Carrick eyes Entry Draft after unlucky break
BRAMPTON, Ont. – Watching the Brampton Battalion battle in the Ontario Hockey League playoffs hurt Sam Carrick more than the injury that knocked him out of action.
Centre Carrick broke his left collarbone in the third period of the first game of an Eastern Conference semifinal series against the Barrie Colts.
“Watching was really tough,” Carrick said via telephone Thursday. “I hadn’t been injured all season, and I was really trying to step up and help out the team. It’s part of the game, but it’s something I had to work through. If it had happened in September, it wouldn’t have been so bad.”
Carrick scored the first Battalion goal in an eventual 5-3 loss at Barrie. The Colts swept the series in four games.
“I love playing against the Colts, and we really wanted to prove something to them. That’s what made that injury so unfortunate.”
He hit Barrie’s Dalton Prout and immediately knew something was wrong.
“It was a freak accident. It was at the end of my shift, and I was skating to the bench. Prout had the puck, and I went to finish my check and got a little too low. He leaned into me, and I fell. I make hits like that a couple of times a game. For some reason this time it went wrong, but I guess things like that happen once in a while.”

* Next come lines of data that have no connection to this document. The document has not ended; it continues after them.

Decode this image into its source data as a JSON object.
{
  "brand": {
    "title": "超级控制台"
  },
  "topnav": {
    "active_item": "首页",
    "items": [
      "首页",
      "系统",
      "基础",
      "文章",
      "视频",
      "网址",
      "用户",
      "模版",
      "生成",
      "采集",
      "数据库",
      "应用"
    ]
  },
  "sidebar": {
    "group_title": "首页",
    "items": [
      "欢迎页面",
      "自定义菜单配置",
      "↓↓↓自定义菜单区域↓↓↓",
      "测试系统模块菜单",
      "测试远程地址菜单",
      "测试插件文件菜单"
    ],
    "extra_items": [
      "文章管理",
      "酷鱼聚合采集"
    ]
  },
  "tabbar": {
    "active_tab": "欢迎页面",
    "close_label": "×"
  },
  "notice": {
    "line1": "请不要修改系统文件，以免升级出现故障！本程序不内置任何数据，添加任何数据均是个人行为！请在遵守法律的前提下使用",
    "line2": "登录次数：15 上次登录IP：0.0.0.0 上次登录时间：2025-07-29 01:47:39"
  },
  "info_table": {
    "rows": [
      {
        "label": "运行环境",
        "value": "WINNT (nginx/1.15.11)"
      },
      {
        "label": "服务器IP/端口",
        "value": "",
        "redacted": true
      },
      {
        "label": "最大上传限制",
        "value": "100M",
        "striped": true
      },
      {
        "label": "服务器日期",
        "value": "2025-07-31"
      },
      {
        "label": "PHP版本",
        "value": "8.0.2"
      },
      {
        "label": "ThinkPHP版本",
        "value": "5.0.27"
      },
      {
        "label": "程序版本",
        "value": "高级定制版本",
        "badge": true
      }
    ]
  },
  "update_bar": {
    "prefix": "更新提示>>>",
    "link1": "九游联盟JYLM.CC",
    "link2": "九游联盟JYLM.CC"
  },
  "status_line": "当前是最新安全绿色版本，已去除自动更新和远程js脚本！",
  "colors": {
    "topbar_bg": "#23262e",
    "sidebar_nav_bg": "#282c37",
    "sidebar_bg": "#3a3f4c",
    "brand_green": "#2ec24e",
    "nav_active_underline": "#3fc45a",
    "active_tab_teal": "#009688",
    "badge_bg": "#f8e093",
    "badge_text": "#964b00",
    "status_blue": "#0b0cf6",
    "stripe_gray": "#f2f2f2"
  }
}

Carrick immediately headed to the dressing room.
“I could feel it burn, and then I acted like there was nothing wrong because I didn’t want to miss the rest of the game. I was going to try to play with it, but obviously I couldn’t.”
Carrick, examined by one of the Colts’ doctors, was told surgery might be necessary. But after visiting Dr. Pardeep Alexander, an orthopaedic surgeon on the Battalion medical staff, Carrick was assured that wasn’t the case.
“The doctor in Barrie looked at it and told me the break looked like it would need surgery,” said Carrick. “But Dr. Alexander told me if it shifted then surgery would be considered. But that didn’t happen.”
Carrick returned each week to have Dr. Alexander monitor recovery.
“I had a weekly appointment with him and he’d take some x-rays, and every week it was getting better. I tried to take it easy and not aggravate it so it wouldn’t slow down my recovery.”
Carrick said he has started working out with Gary Roberts, a former National Hockey League forward, in preparation for next season.
“The collarbone is doing well now. There’s still a big bump there, but that’s expected. It’s better than having surgery. I’m trying to strengthen it now. Soon I’ll be 100 percent.”
An 18-year-old resident of Stouffville, Ont., Carrick is first-time eligible for the NHL Entry Draft in June. Ranked 90th among North American-based skaters by the league’s central scouting department, he said he’s talked to a number of NHL clubs.
“The guys I’ve been talking to ask me how the injury’s been coming along. Some of the scouts who were at that game asked how it happened, because nobody saw it.”
A first-round pick in the 2008 OHL Priority Selection, Carrick had 10 goals and 11 assists for 21 points in 61 games in 2008-09. He scored 21 goals and added 21 assists for 42 points in 66 games last season. He has three goals and two assists for five points in 29 career playoff games.